Now the school uses paper napkins and the teachers serve themselves from a buffet. Tuna fish salad and packaged bread. Carrot sticks and hard-boiled eggs. What hasn’t changed, though, is the mandatory attendance for all faculty. It was a tenet of India Crevecoeur, Heart Lake’s founder, that the teaching staff be a community. It is an admirable goal, but on days like today I’d give much to be able to take my sandwich out to a rock by the lake with no one but Ovid for company. As I enter the room I give India’s image in the family portrait a resentful look, which she, snug in the bosom of her large family, disdainfully returns.
The only empty seat is next to Myra Todd. I take out a stack of quizzes to grade and hope they will keep her from commenting on third period’s early dismissal. Half the teachers at the long table have a similar stack of paper-clipped pages at which they peck with their red pens in between bites of tuna fish. When I take out mine, though, I see I still have the journal page with my handwriting on the top of the stack. I hurriedly fold it and stick it into the pocket of my plaid wool skirt just as Myra leans across me for the salt shaker. I have to remind myself that she’d have no reason to think anything of those enigmatic words even if she did see them. Unless she’s the one who found my old journal.

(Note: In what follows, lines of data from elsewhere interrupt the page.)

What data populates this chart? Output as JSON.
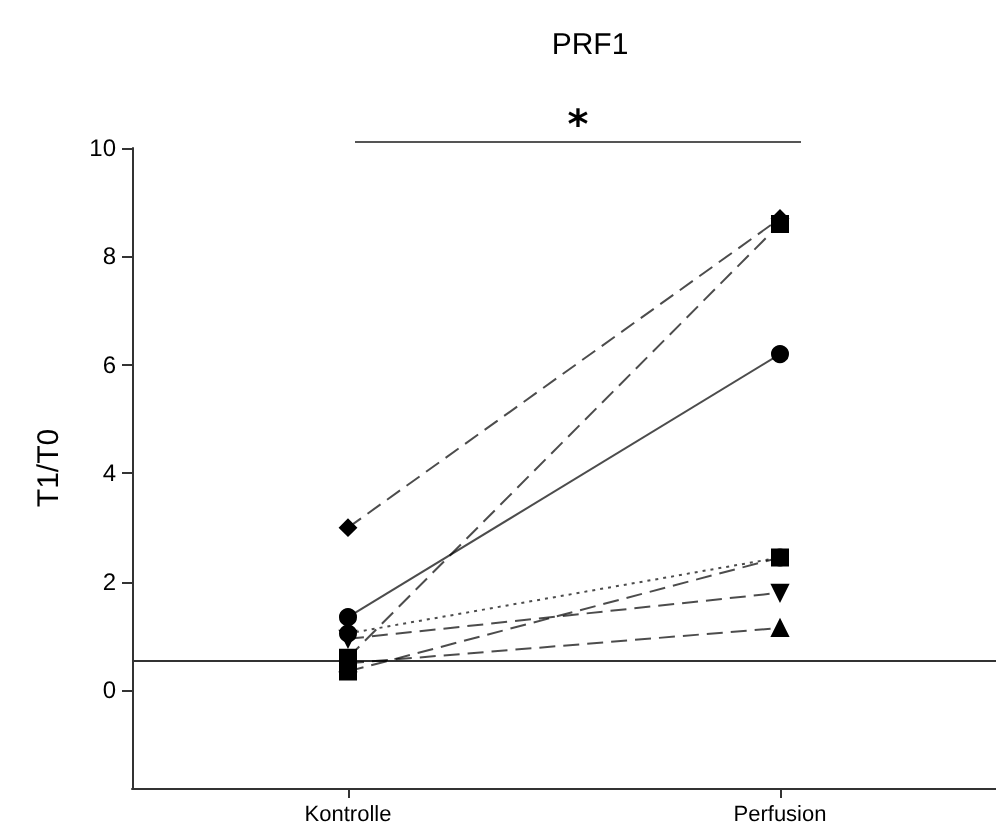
{
  "chart_data": {
    "type": "line",
    "title": "PRF1",
    "ylabel": "T1/T0",
    "categories": [
      "Kontrolle",
      "Perfusion"
    ],
    "series": [
      {
        "color": "#000000",
        "values": [
          3.0,
          8.7
        ],
        "marker": "diamond",
        "line_style": "dashed"
      },
      {
        "color": "#000000",
        "values": [
          1.35,
          6.2
        ],
        "marker": "circle",
        "line_style": "solid"
      },
      {
        "color": "#000000",
        "values": [
          0.6,
          8.6
        ],
        "marker": "square",
        "line_style": "dashed"
      },
      {
        "color": "#000000",
        "values": [
          1.05,
          2.45
        ],
        "marker": "circle",
        "line_style": "dotted"
      },
      {
        "color": "#000000",
        "values": [
          0.95,
          1.8
        ],
        "marker": "triangle-down",
        "line_style": "dashed"
      },
      {
        "color": "#000000",
        "values": [
          0.35,
          2.45
        ],
        "marker": "square",
        "line_style": "dashed"
      },
      {
        "color": "#000000",
        "values": [
          0.5,
          1.15
        ],
        "marker": "triangle",
        "line_style": "dashed"
      }
    ],
    "ylim": [
      -1.8,
      10
    ],
    "yticks": [
      0,
      2,
      4,
      6,
      8,
      10
    ],
    "grid": false,
    "ref_lines": [
      {
        "axis": "y",
        "value": 0.55
      }
    ],
    "annotations": [
      "*"
    ]
  }
}
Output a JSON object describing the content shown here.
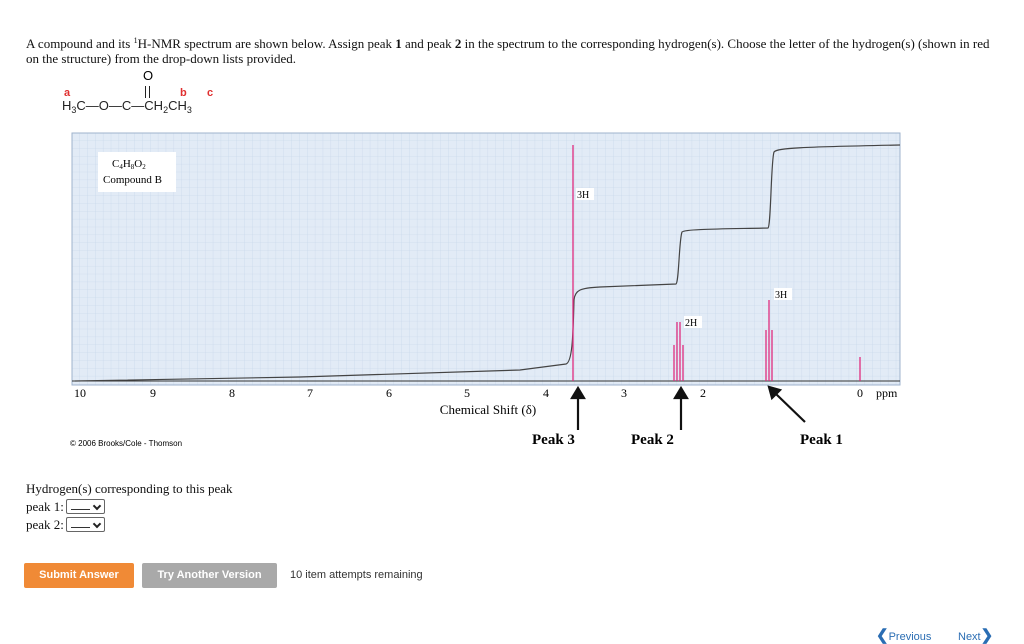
{
  "question": [
    "A compound and its ",
    "1",
    "H-NMR spectrum are shown below. Assign peak ",
    "1",
    " and peak ",
    "2",
    " in the spectrum to the corresponding hydrogen(s). Choose the letter of the hydrogen(s) (shown in red on the structure) from the drop-down lists provided."
  ],
  "structure": {
    "oxygen": "O",
    "labels": [
      "a",
      "b",
      "c"
    ],
    "formula": [
      "H",
      "3",
      "C—O—C—CH",
      "2",
      "CH",
      "3"
    ]
  },
  "spectrum": {
    "formula": [
      "C",
      "4",
      "H",
      "8",
      "O",
      "2"
    ],
    "compound": "Compound B",
    "integrations": [
      "3H",
      "2H",
      "3H"
    ],
    "axis_labels": [
      "10",
      "9",
      "8",
      "7",
      "6",
      "5",
      "4",
      "3",
      "2",
      "0"
    ],
    "unit": "ppm",
    "axis_title": "Chemical Shift (δ)",
    "peaks": [
      "Peak 3",
      "Peak 2",
      "Peak 1"
    ],
    "copyright": "© 2006 Brooks/Cole - Thomson"
  },
  "form": {
    "heading": "Hydrogen(s) corresponding to this peak",
    "fields": [
      "peak 1:",
      "peak 2:"
    ]
  },
  "buttons": {
    "submit": "Submit Answer",
    "retry": "Try Another Version",
    "attempts": "10 item attempts remaining"
  },
  "nav": {
    "previous": "Previous",
    "next": "Next"
  }
}
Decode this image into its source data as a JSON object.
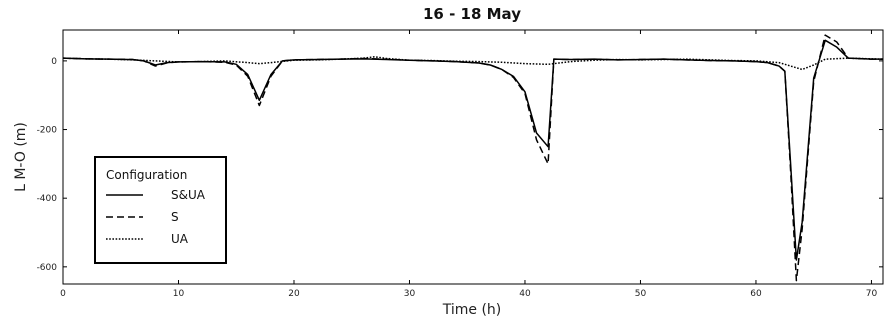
{
  "chart_data": {
    "type": "line",
    "title": "16 - 18 May",
    "xlabel": "Time (h)",
    "ylabel": "L M-O (m)",
    "xlim": [
      0,
      71
    ],
    "ylim": [
      -650,
      90
    ],
    "xticks": [
      0,
      10,
      20,
      30,
      40,
      50,
      60,
      70
    ],
    "yticks": [
      0,
      -200,
      -400,
      -600
    ],
    "grid": false,
    "legend": {
      "title": "Configuration",
      "placement": "lower-left",
      "entries": [
        "S&UA",
        "S",
        "UA"
      ]
    },
    "series": [
      {
        "name": "S&UA",
        "style": "solid",
        "x": [
          0,
          2,
          4,
          6,
          7,
          8,
          9,
          10,
          12,
          14,
          15,
          16,
          17,
          18,
          19,
          20,
          22,
          24,
          26,
          28,
          30,
          32,
          34,
          36,
          37,
          38,
          39,
          40,
          41,
          42,
          42.5,
          44,
          46,
          48,
          50,
          52,
          54,
          56,
          58,
          60,
          61,
          62,
          62.5,
          63,
          63.5,
          64,
          65,
          66,
          67,
          68,
          70,
          71
        ],
        "y": [
          8,
          6,
          5,
          4,
          0,
          -12,
          -5,
          -3,
          -2,
          -3,
          -10,
          -40,
          -115,
          -40,
          0,
          3,
          4,
          5,
          6,
          4,
          2,
          0,
          -2,
          -6,
          -12,
          -25,
          -45,
          -90,
          -210,
          -250,
          5,
          4,
          5,
          3,
          4,
          5,
          3,
          1,
          0,
          -2,
          -5,
          -15,
          -30,
          -300,
          -580,
          -470,
          -50,
          60,
          40,
          8,
          5,
          5
        ]
      },
      {
        "name": "S",
        "style": "dashed",
        "x": [
          0,
          2,
          4,
          6,
          7,
          8,
          9,
          10,
          12,
          14,
          15,
          16,
          17,
          18,
          19,
          20,
          22,
          24,
          26,
          28,
          30,
          32,
          34,
          36,
          37,
          38,
          39,
          40,
          41,
          42,
          42.5,
          44,
          46,
          48,
          50,
          52,
          54,
          56,
          58,
          60,
          61,
          62,
          62.5,
          63,
          63.5,
          64,
          65,
          66,
          67,
          68,
          70,
          71
        ],
        "y": [
          8,
          6,
          5,
          4,
          0,
          -15,
          -6,
          -3,
          -2,
          -4,
          -12,
          -45,
          -130,
          -45,
          0,
          3,
          4,
          5,
          7,
          5,
          2,
          0,
          -2,
          -6,
          -12,
          -25,
          -48,
          -95,
          -230,
          -300,
          5,
          4,
          5,
          3,
          4,
          5,
          3,
          1,
          0,
          -2,
          -5,
          -15,
          -30,
          -320,
          -640,
          -490,
          -60,
          75,
          55,
          8,
          5,
          5
        ]
      },
      {
        "name": "UA",
        "style": "dotted",
        "x": [
          0,
          2,
          4,
          6,
          8,
          10,
          12,
          14,
          16,
          17,
          18,
          20,
          22,
          24,
          26,
          27,
          28,
          30,
          32,
          34,
          36,
          38,
          40,
          42,
          44,
          46,
          48,
          50,
          52,
          54,
          56,
          58,
          60,
          62,
          63,
          64,
          65,
          66,
          68,
          70,
          71
        ],
        "y": [
          8,
          6,
          5,
          3,
          0,
          -3,
          -2,
          0,
          -5,
          -8,
          -5,
          2,
          3,
          5,
          8,
          12,
          7,
          2,
          1,
          -1,
          -2,
          -4,
          -8,
          -10,
          -2,
          2,
          4,
          3,
          4,
          5,
          3,
          1,
          0,
          -5,
          -15,
          -25,
          -12,
          5,
          8,
          6,
          5
        ]
      }
    ]
  }
}
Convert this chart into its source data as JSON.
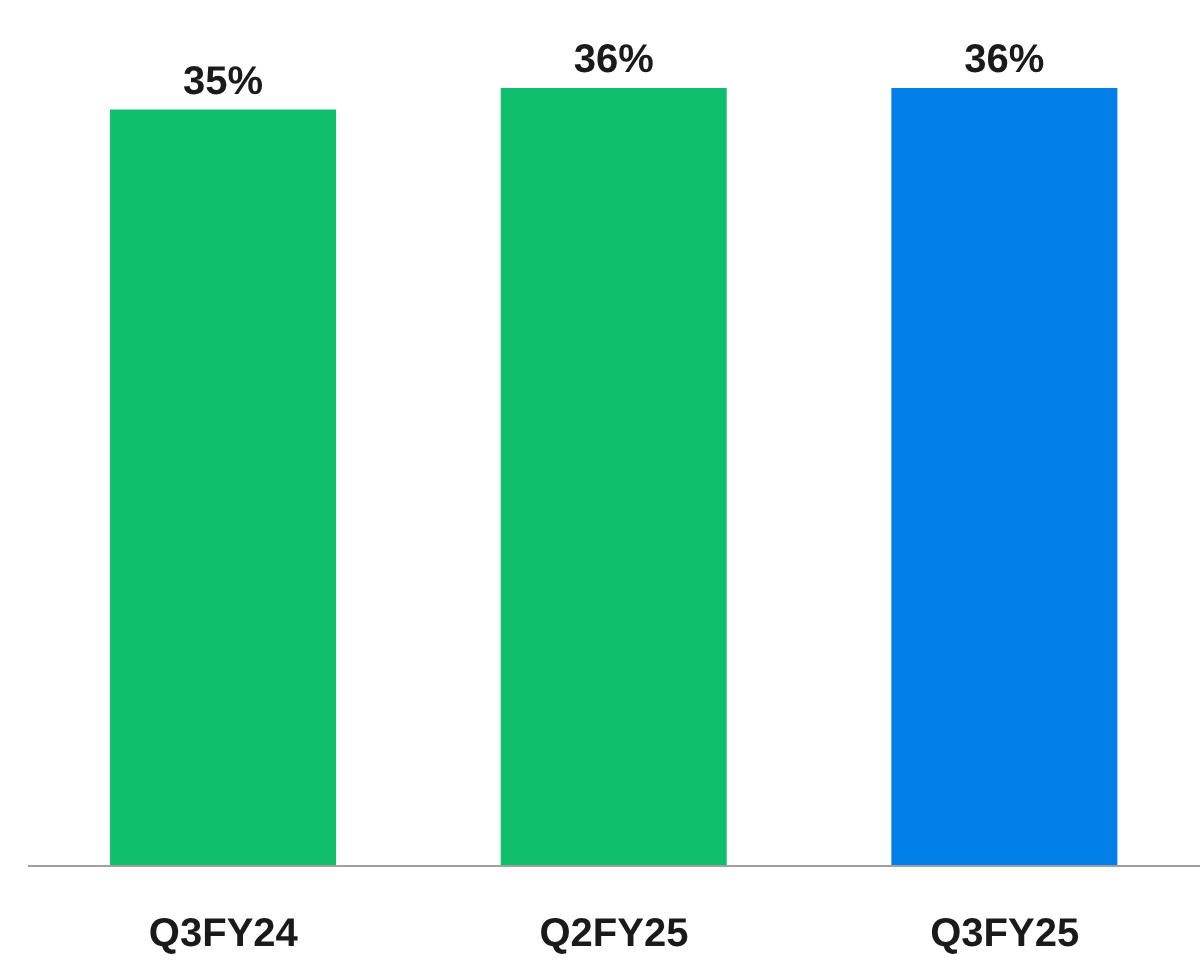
{
  "chart_data": {
    "type": "bar",
    "categories": [
      "Q3FY24",
      "Q2FY25",
      "Q3FY25"
    ],
    "values": [
      35,
      36,
      36
    ],
    "colors": [
      "#10bf6b",
      "#10bf6b",
      "#0080e8"
    ],
    "value_labels": [
      "35%",
      "36%",
      "36%"
    ],
    "tick_labels": "x"
  }
}
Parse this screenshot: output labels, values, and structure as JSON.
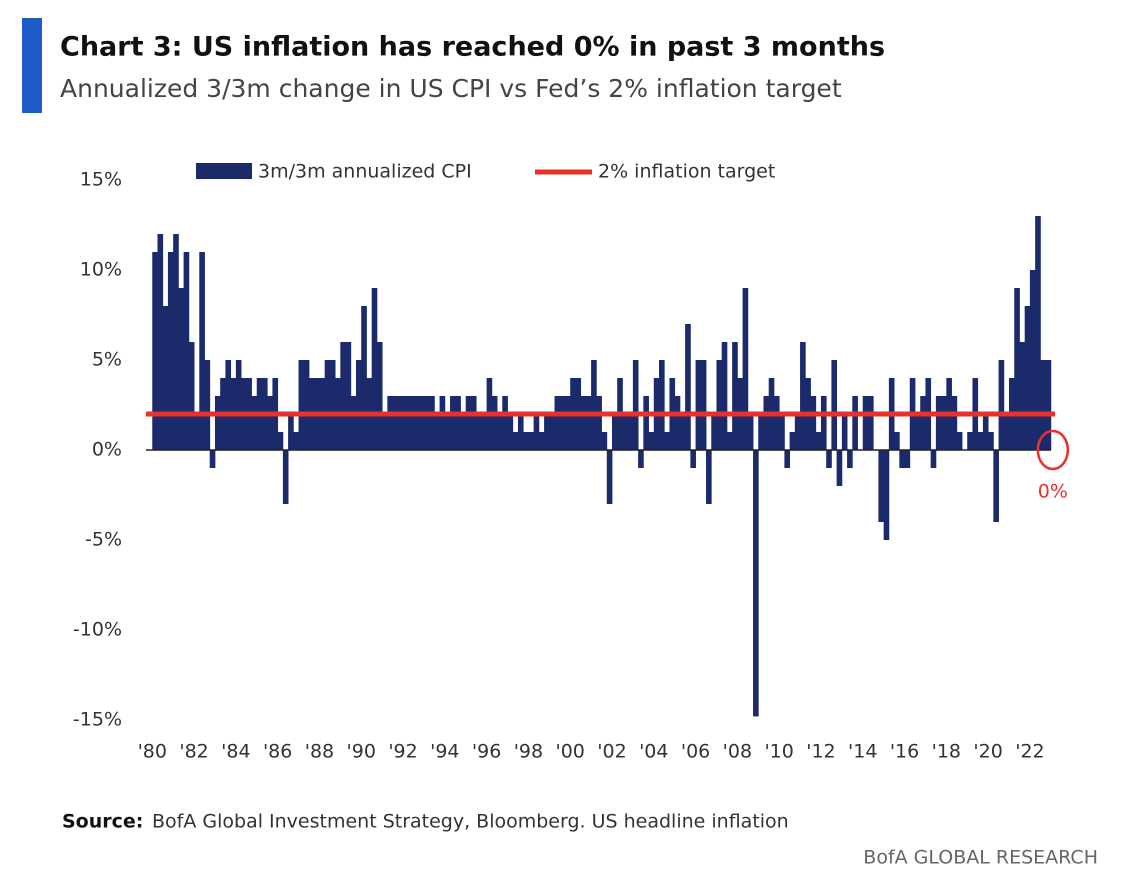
{
  "chart_data": {
    "type": "bar",
    "title": "Chart 3: US inflation has reached 0% in past 3 months",
    "subtitle": "Annualized 3/3m change in US CPI vs Fed’s 2% inflation target",
    "x": [
      1980,
      1980.25,
      1980.5,
      1980.75,
      1981,
      1981.25,
      1981.5,
      1981.75,
      1982,
      1982.25,
      1982.5,
      1982.75,
      1983,
      1983.25,
      1983.5,
      1983.75,
      1984,
      1984.25,
      1984.5,
      1984.75,
      1985,
      1985.25,
      1985.5,
      1985.75,
      1986,
      1986.25,
      1986.5,
      1986.75,
      1987,
      1987.25,
      1987.5,
      1987.75,
      1988,
      1988.25,
      1988.5,
      1988.75,
      1989,
      1989.25,
      1989.5,
      1989.75,
      1990,
      1990.25,
      1990.5,
      1990.75,
      1991,
      1991.25,
      1991.5,
      1991.75,
      1992,
      1992.25,
      1992.5,
      1992.75,
      1993,
      1993.25,
      1993.5,
      1993.75,
      1994,
      1994.25,
      1994.5,
      1994.75,
      1995,
      1995.25,
      1995.5,
      1995.75,
      1996,
      1996.25,
      1996.5,
      1996.75,
      1997,
      1997.25,
      1997.5,
      1997.75,
      1998,
      1998.25,
      1998.5,
      1998.75,
      1999,
      1999.25,
      1999.5,
      1999.75,
      2000,
      2000.25,
      2000.5,
      2000.75,
      2001,
      2001.25,
      2001.5,
      2001.75,
      2002,
      2002.25,
      2002.5,
      2002.75,
      2003,
      2003.25,
      2003.5,
      2003.75,
      2004,
      2004.25,
      2004.5,
      2004.75,
      2005,
      2005.25,
      2005.5,
      2005.75,
      2006,
      2006.25,
      2006.5,
      2006.75,
      2007,
      2007.25,
      2007.5,
      2007.75,
      2008,
      2008.25,
      2008.5,
      2008.75,
      2009,
      2009.25,
      2009.5,
      2009.75,
      2010,
      2010.25,
      2010.5,
      2010.75,
      2011,
      2011.25,
      2011.5,
      2011.75,
      2012,
      2012.25,
      2012.5,
      2012.75,
      2013,
      2013.25,
      2013.5,
      2013.75,
      2014,
      2014.25,
      2014.5,
      2014.75,
      2015,
      2015.25,
      2015.5,
      2015.75,
      2016,
      2016.25,
      2016.5,
      2016.75,
      2017,
      2017.25,
      2017.5,
      2017.75,
      2018,
      2018.25,
      2018.5,
      2018.75,
      2019,
      2019.25,
      2019.5,
      2019.75,
      2020,
      2020.25,
      2020.5,
      2020.75,
      2021,
      2021.25,
      2021.5,
      2021.75,
      2022,
      2022.25,
      2022.5,
      2022.75,
      2023
    ],
    "series": [
      {
        "name": "3m/3m annualized CPI",
        "color": "#1b2a6b",
        "values": [
          11,
          12,
          8,
          11,
          12,
          9,
          11,
          6,
          2,
          11,
          5,
          -1,
          3,
          4,
          5,
          4,
          5,
          4,
          4,
          3,
          4,
          4,
          3,
          4,
          1,
          -3,
          2,
          1,
          5,
          5,
          4,
          4,
          4,
          5,
          5,
          4,
          6,
          6,
          3,
          5,
          8,
          4,
          9,
          6,
          2,
          3,
          3,
          3,
          3,
          3,
          3,
          3,
          3,
          3,
          2,
          3,
          2,
          3,
          3,
          2,
          3,
          3,
          2,
          2,
          4,
          3,
          2,
          3,
          2,
          1,
          2,
          1,
          1,
          2,
          1,
          2,
          2,
          3,
          3,
          3,
          4,
          4,
          3,
          3,
          5,
          3,
          1,
          -3,
          2,
          4,
          2,
          2,
          5,
          -1,
          3,
          1,
          4,
          5,
          1,
          4,
          3,
          2,
          7,
          -1,
          5,
          5,
          -3,
          2,
          5,
          6,
          1,
          6,
          4,
          9,
          2,
          -14.8,
          2,
          3,
          4,
          3,
          2,
          -1,
          1,
          2,
          6,
          4,
          3,
          1,
          3,
          -1,
          5,
          -2,
          2,
          -1,
          3,
          0,
          3,
          3,
          0,
          -4,
          -5,
          4,
          1,
          -1,
          -1,
          4,
          2,
          3,
          4,
          -1,
          3,
          3,
          4,
          3,
          1,
          0,
          1,
          4,
          1,
          2,
          1,
          -4,
          5,
          2,
          4,
          9,
          6,
          8,
          10,
          13,
          5,
          5,
          0
        ]
      },
      {
        "name": "2% inflation target",
        "color": "#e8312a",
        "x": [
          1979.7,
          2023.2
        ],
        "values": [
          2,
          2
        ]
      }
    ],
    "xlim": [
      1979.7,
      2023.2
    ],
    "xticks": [
      {
        "value": 1980,
        "label": "'80"
      },
      {
        "value": 1982,
        "label": "'82"
      },
      {
        "value": 1984,
        "label": "'84"
      },
      {
        "value": 1986,
        "label": "'86"
      },
      {
        "value": 1988,
        "label": "'88"
      },
      {
        "value": 1990,
        "label": "'90"
      },
      {
        "value": 1992,
        "label": "'92"
      },
      {
        "value": 1994,
        "label": "'94"
      },
      {
        "value": 1996,
        "label": "'96"
      },
      {
        "value": 1998,
        "label": "'98"
      },
      {
        "value": 2000,
        "label": "'00"
      },
      {
        "value": 2002,
        "label": "'02"
      },
      {
        "value": 2004,
        "label": "'04"
      },
      {
        "value": 2006,
        "label": "'06"
      },
      {
        "value": 2008,
        "label": "'08"
      },
      {
        "value": 2010,
        "label": "'10"
      },
      {
        "value": 2012,
        "label": "'12"
      },
      {
        "value": 2014,
        "label": "'14"
      },
      {
        "value": 2016,
        "label": "'16"
      },
      {
        "value": 2018,
        "label": "'18"
      },
      {
        "value": 2020,
        "label": "'20"
      },
      {
        "value": 2022,
        "label": "'22"
      }
    ],
    "ylim": [
      -15,
      15
    ],
    "yticks": [
      {
        "value": 15,
        "label": "15%"
      },
      {
        "value": 10,
        "label": "10%"
      },
      {
        "value": 5,
        "label": "5%"
      },
      {
        "value": 0,
        "label": "0%"
      },
      {
        "value": -5,
        "label": "-5%"
      },
      {
        "value": -10,
        "label": "-10%"
      },
      {
        "value": -15,
        "label": "-15%"
      }
    ],
    "annotation": "0%",
    "source_label": "Source:",
    "source": "BofA Global Investment Strategy, Bloomberg. US headline inflation",
    "footer": "BofA GLOBAL RESEARCH"
  }
}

I steal a glance at her to see if she’s paying undue attention to my stack of papers, but she is placidly chewing her sandwich and staring into the middle distance. Under the smell of tuna fish and stale coffee I catch her distinctive smell—a whiff of mildew as if she were one of her own science experiments left too long in the supply closet over Christmas break. I’ve always wondered what peculiar health condition or faulty laundry procedure is the cause of this odor, but it’s hardly the kind of thing you could ask a person as prim and proper as Myra. I try to imagine what she would do if she came upon my old journal, and I am pretty sure she’d take it straight to the dean.